Strike Two: You move the student to a spare desk, as far away from the students he or she was sitting with as possible. If there were multiple students disrupting the class (for example three students), then move the middle student (even if he or she was not the most disruptive). Most students will calm down after this.

Strike Three: You send the student outside for a few minutes. This not only ejects the disruptive student from the classroom (allowing the rest of the class to regain focus), but it also gives the student an opportunity to calm down on his or her own. When there is an appropriate lull in the class and you have a moment to duck outside (when students are watching a video or working quietly), go outside and speak to the student. After this, bring the student back inside. Except in special cases, he or she should no longer be an issue.

You’re Out: If a student continues to disrupt the class after being brought back into the classroom, I then send them back to their original class to do non-Scripture. Depending on how Scripture works at your school, this may not be an option for you, but whatever happens, you absolutely must get this student out of the room. The class will never be able to continue until you do.

If a student is sent back to class twice in one semester, they are no longer welcome in my class.
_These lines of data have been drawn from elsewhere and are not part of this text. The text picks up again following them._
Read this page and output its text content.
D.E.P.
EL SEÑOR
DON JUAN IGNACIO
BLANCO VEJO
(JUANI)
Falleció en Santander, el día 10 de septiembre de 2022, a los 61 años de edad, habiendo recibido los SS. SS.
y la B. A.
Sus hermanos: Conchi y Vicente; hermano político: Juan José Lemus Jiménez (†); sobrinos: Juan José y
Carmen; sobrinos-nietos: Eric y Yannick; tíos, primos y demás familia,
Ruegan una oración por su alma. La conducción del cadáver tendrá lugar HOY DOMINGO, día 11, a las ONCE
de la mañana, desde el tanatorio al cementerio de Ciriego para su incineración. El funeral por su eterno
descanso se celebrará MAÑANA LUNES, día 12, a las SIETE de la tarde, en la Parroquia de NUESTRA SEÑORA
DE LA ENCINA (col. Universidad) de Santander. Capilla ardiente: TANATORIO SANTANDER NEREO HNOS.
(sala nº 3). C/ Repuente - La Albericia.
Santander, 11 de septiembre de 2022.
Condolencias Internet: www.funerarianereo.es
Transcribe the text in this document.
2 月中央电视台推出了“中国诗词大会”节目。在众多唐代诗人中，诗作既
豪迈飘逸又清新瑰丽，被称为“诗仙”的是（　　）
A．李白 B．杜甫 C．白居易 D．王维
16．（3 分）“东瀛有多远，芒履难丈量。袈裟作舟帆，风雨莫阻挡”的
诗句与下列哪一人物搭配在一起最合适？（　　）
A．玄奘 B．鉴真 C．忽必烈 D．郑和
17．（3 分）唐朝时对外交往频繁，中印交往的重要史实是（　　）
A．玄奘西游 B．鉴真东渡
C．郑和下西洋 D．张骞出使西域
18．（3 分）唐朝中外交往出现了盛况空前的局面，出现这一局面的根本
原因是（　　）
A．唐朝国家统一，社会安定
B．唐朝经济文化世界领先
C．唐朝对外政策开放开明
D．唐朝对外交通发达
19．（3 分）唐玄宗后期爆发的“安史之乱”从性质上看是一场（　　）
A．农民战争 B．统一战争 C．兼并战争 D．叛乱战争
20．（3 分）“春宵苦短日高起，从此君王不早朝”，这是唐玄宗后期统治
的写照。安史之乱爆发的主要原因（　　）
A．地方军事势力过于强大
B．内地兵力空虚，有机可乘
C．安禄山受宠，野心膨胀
Although this may seem harsh and unloving, it is actually the most loving thing you can do for the rest of the class. 

A few hints to make life easier

  1. If you have a smaller class, make sure no students sit in the back row. For almost a year I would say to students sitting in the back row, “It’s not that I think you’re horrible people, I’m sure you’re very lovely people. It’s not that I’m trying to disrespect you; in fact I respect you very much! But if you could please do me a favour and move somewhere out of the back row I would very much appreciate it because it just makes my job a little easier”. When treated with respect like this, almost all students are more than happy to oblige. These days my students just don’t sit in the back row.
  2. Give out the first warning quickly! If you haven’t given out a warning in the first few minutes you’re either too soft or you’ve got the top class.
  3. Remember who you’ve given warnings to. There’s no use in having a three-strike policy if kids can get 3 strike ones!
  4. If possible, always have a spare desk (or two) with chairs right up the front of the classroom. This means that when you get to Strike Two, you have a spare desk ready for them and there is minimal disruption to the class.
  5. When you send a student outside, make sure you walk them out and tell them to stand with their back to the wall on the opposite side of the hallway (if possible). This should mean that you can still see them outside when you’re at the front of the classroom, but that they are out of sight to the rest of the students who are in your classroom sitting at their desks.

As I said earlier, you absolutely must have a discipline policy! I teach at St Ives High in Sydney, and this is what works for me. You may be teaching somewhere else and find that my system doesn’t work so well for you. That’s ok, just make sure you have a system!

And remember, stop trying to be their friends and start being their teacher! Chances are, if you’re anything like me, you’ll probably find that you not only start to enjoy teaching scripture but that you actually make a few friends along the way!